Kesadaran tersebut menjadi salah satu perhatian Kepolisian Resor Bangkalan. Polres Bangkalan menggelar sosialisasi mengenai kecerdasan buatan kepada siswa SMKN 3 Bangkalan, Selasa, (11/8/2026).
Kegiatan itu menjadi bagian dari upaya kepolisian memperkuat literasi digital di kalangan pelajar. Para siswa tidak hanya diperkenalkan pada perkembangan teknologi AI, tetapi juga diajak memahami peluang dan risiko yang muncul seiring penggunaannya.
Dalam sosialisasi tersebut, materi diarahkan pada pemanfaatan AI dalam dunia pendidikan dan kehidupan sehari-hari.
Teknologi kecerdasan buatan dapat digunakan untuk membantu mencari informasi, memahami materi pelajaran, mengembangkan ide, hingga mendukung proses kreatif dan inovasi.
Namun, kemudahan tersebut juga membawa persoalan baru. Kemampuan AI menghasilkan informasi dalam waktu singkat tidak selalu berbanding lurus dengan kebenaran informasi yang dihasilkan.
Karena itu, kecakapan digital tidak cukup berhenti pada kemampuan menggunakan teknologi.

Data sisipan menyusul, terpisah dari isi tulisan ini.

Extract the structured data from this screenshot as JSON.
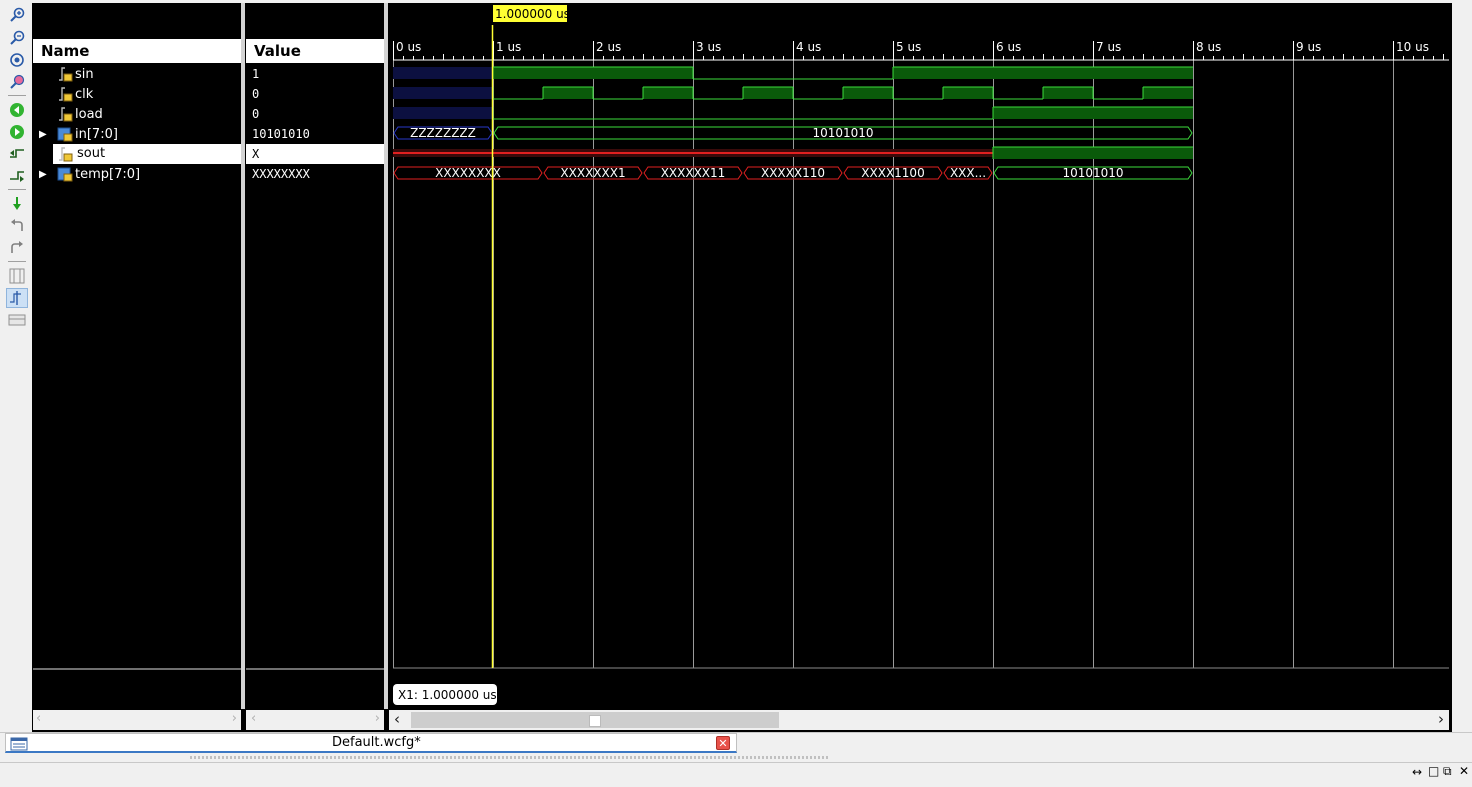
{
  "toolbar": {
    "icons": [
      "zoom-in-icon",
      "zoom-out-icon",
      "zoom-fit-icon",
      "zoom-full-icon",
      "go-to-start-icon",
      "go-to-end-icon",
      "previous-transition-icon",
      "next-transition-icon",
      "add-marker-icon",
      "previous-marker-icon",
      "next-marker-icon",
      "swap-cursors-icon",
      "snap-to-transition-icon",
      "float-ruler-icon"
    ]
  },
  "panes": {
    "name_header": "Name",
    "value_header": "Value"
  },
  "signals": [
    {
      "name": "sin",
      "value": "1",
      "kind": "bit",
      "expandable": false
    },
    {
      "name": "clk",
      "value": "0",
      "kind": "bit",
      "expandable": false
    },
    {
      "name": "load",
      "value": "0",
      "kind": "bit",
      "expandable": false
    },
    {
      "name": "in[7:0]",
      "value": "10101010",
      "kind": "bus",
      "expandable": true
    },
    {
      "name": "sout",
      "value": "X",
      "kind": "bit",
      "expandable": false,
      "selected": true
    },
    {
      "name": "temp[7:0]",
      "value": "XXXXXXXX",
      "kind": "bus",
      "expandable": true
    }
  ],
  "timeline": {
    "unit": "us",
    "ticks": [
      "0 us",
      "1 us",
      "2 us",
      "3 us",
      "4 us",
      "5 us",
      "6 us",
      "7 us",
      "8 us",
      "9 us",
      "10 us"
    ],
    "cursor_label": "1.000000 us",
    "cursor_time": 1.0,
    "marker_readout": "X1: 1.000000 us"
  },
  "waveforms": {
    "sin": [
      [
        0,
        1,
        "Z"
      ],
      [
        1,
        3,
        "1"
      ],
      [
        3,
        5,
        "0"
      ],
      [
        5,
        8,
        "1"
      ]
    ],
    "clk": [
      [
        0,
        1,
        "Z"
      ],
      [
        1,
        1.5,
        "0"
      ],
      [
        1.5,
        2,
        "1"
      ],
      [
        2,
        2.5,
        "0"
      ],
      [
        2.5,
        3,
        "1"
      ],
      [
        3,
        3.5,
        "0"
      ],
      [
        3.5,
        4,
        "1"
      ],
      [
        4,
        4.5,
        "0"
      ],
      [
        4.5,
        5,
        "1"
      ],
      [
        5,
        5.5,
        "0"
      ],
      [
        5.5,
        6,
        "1"
      ],
      [
        6,
        6.5,
        "0"
      ],
      [
        6.5,
        7,
        "1"
      ],
      [
        7,
        7.5,
        "0"
      ],
      [
        7.5,
        8,
        "1"
      ]
    ],
    "load": [
      [
        0,
        1,
        "Z"
      ],
      [
        1,
        6,
        "0"
      ],
      [
        6,
        8,
        "1"
      ]
    ],
    "in": [
      [
        0,
        1,
        "ZZZZZZZZ",
        "Z"
      ],
      [
        1,
        8,
        "10101010",
        "V"
      ]
    ],
    "sout": [
      [
        0,
        6,
        "X"
      ],
      [
        6,
        8,
        "1"
      ]
    ],
    "temp": [
      [
        0,
        1.5,
        "XXXXXXXX",
        "X"
      ],
      [
        1.5,
        2.5,
        "XXXXXXX1",
        "X"
      ],
      [
        2.5,
        3.5,
        "XXXXXX11",
        "X"
      ],
      [
        3.5,
        4.5,
        "XXXXX110",
        "X"
      ],
      [
        4.5,
        5.5,
        "XXXX1100",
        "X"
      ],
      [
        5.5,
        6,
        "XXX...",
        "X"
      ],
      [
        6,
        8,
        "10101010",
        "V"
      ]
    ]
  },
  "colors": {
    "bus_valid": "#3cdc3c",
    "high_fill": "#0a5a0a",
    "x_value": "#e02020",
    "z_value": "#2838c8",
    "cursor": "#ffff33",
    "grid": "#c8c8c8",
    "selected_bg": "#ffffff"
  },
  "tabs": [
    {
      "label": "Default.wcfg*",
      "active": true
    }
  ]
}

Pelajar juga perlu memiliki kemampuan memeriksa sumber, membandingkan informasi, memahami konteks, serta mengenali konten yang berpotensi menyesatkan.

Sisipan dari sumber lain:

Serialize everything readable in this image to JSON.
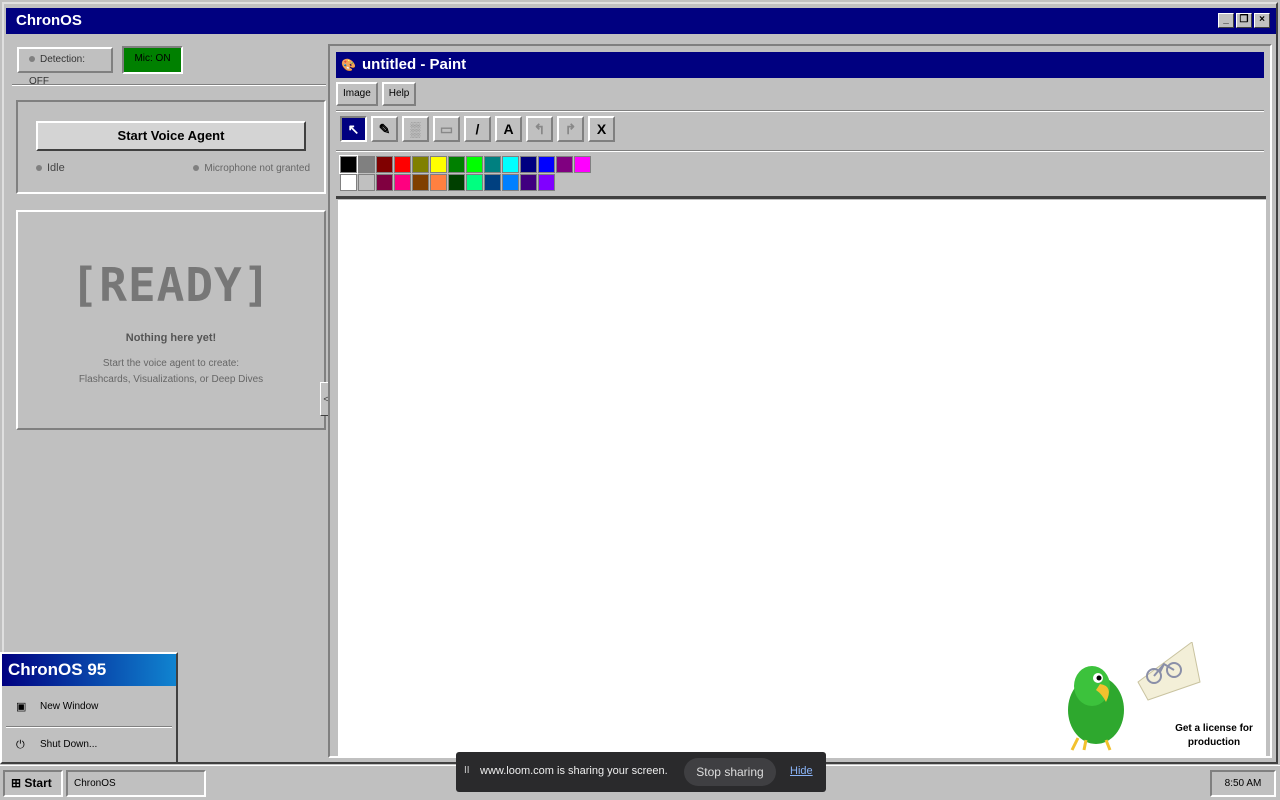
{
  "window": {
    "title": "ChronOS",
    "controls": {
      "minimize": "_",
      "restore": "❐",
      "close": "×"
    }
  },
  "left_panel": {
    "detection_label": "Detection: OFF",
    "mic_label": "Mic: ON",
    "mic_color": "#008000",
    "start_voice_label": "Start Voice Agent",
    "status_idle": "Idle",
    "status_mic": "Microphone not granted",
    "ready_title": "[READY]",
    "ready_empty": "Nothing here yet!",
    "ready_hint_line1": "Start the voice agent to create:",
    "ready_hint_line2": "Flashcards, Visualizations, or Deep Dives",
    "collapse_glyph": "<"
  },
  "paint": {
    "title": "untitled  - Paint",
    "menu": [
      "Image",
      "Help"
    ],
    "tools": [
      {
        "name": "select-tool-icon",
        "glyph": "↖",
        "active": true
      },
      {
        "name": "pencil-tool-icon",
        "glyph": "✎",
        "active": false
      },
      {
        "name": "fill-tool-icon",
        "glyph": "▒",
        "active": false
      },
      {
        "name": "rectangle-tool-icon",
        "glyph": "▭",
        "active": false
      },
      {
        "name": "line-tool-icon",
        "glyph": "/",
        "active": false
      },
      {
        "name": "text-tool-icon",
        "glyph": "A",
        "active": false
      },
      {
        "name": "undo-icon",
        "glyph": "↰",
        "active": false
      },
      {
        "name": "redo-icon",
        "glyph": "↱",
        "active": false
      },
      {
        "name": "clear-icon",
        "glyph": "X",
        "active": false
      }
    ],
    "palette_row1": [
      "#000000",
      "#808080",
      "#800000",
      "#ff0000",
      "#808000",
      "#ffff00",
      "#008000",
      "#00ff00",
      "#008080",
      "#00ffff",
      "#000080",
      "#0000ff",
      "#800080",
      "#ff00ff"
    ],
    "palette_row2": [
      "#ffffff",
      "#c0c0c0",
      "#800040",
      "#ff0080",
      "#804000",
      "#ff8040",
      "#004000",
      "#00ff80",
      "#004080",
      "#0080ff",
      "#400080",
      "#8000ff"
    ]
  },
  "mascot": {
    "license_line1": "Get a license for",
    "license_line2": "production"
  },
  "start_menu": {
    "banner": "ChronOS 95",
    "items": [
      {
        "label": "New Window",
        "icon": "▣"
      },
      {
        "label": "Shut Down...",
        "icon": "⏻"
      }
    ]
  },
  "taskbar": {
    "start_label": "Start",
    "task_label": "ChronOS",
    "clock": "8:50 AM"
  },
  "loom": {
    "pause_glyph": "II",
    "message": "www.loom.com is sharing your screen.",
    "stop_label": "Stop sharing",
    "hide_label": "Hide"
  }
}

Sikap kritis menjadi penting ketika AI digunakan sebagai bagian dari aktivitas belajar maupun komunikasi di ruang digital.
Kasi Humas Polres Bangkalan Ipda Agung Intama mengatakan pelajar diharapkan dapat memanfaatkan AI sebagai instrumen untuk meningkatkan kemampuan belajar dan berinovasi. Di sisi lain, mereka perlu memahami batas penggunaan teknologi tersebut.
“Kami berharap para pelajar mampu memanfaatkan AI sebagai sarana belajar dan berinovasi. Namun juga harus waspada terhadap penyalahgunaan teknologi dan penyebaran hoaks di ruang digital,” ujar Agung.
Menurut dia, pemanfaatan teknologi secara bijak menjadi bagian penting dari pembentukan budaya digital di kalangan generasi muda. AI, dalam konteks tersebut, bukan semata-mata teknologi untuk mempercepat pekerjaan, melainkan alat yang penggunaannya tetap membutuhkan pertimbangan manusia.
Bagi pelajar, tantangan ke depan bukan hanya menguasai cara menggunakan aplikasi berbasis AI. Mereka juga dituntut memahami etika, keamanan informasi, serta konsekuensi dari setiap konten yang dibuat dan disebarkan melalui ruang digital.
Sosialisasi di SMKN 3 Bangkalan menjadi salah satu bentuk pendekatan kepolisian kepada kelompok pelajar di tengah perubahan lanskap teknologi yang berlangsung cepat.
Edukasi semacam ini sekaligus menempatkan literasi digital sebagai bagian dari upaya membangun generasi muda yang mampu beradaptasi tanpa kehilangan daya kritis.
Di penghujung, Agung menambahkan, di ruang digital yang semakin dipenuhi informasi sintetis, kemampuan membedakan fakta dan manipulasi menjadi semakin penting.
Ia menyebut, Pelajar bukan hanya pengguna teknologi, tetapi juga bagian dari masyarakat yang ikut menentukan bagaimana teknologi tersebut digunakan.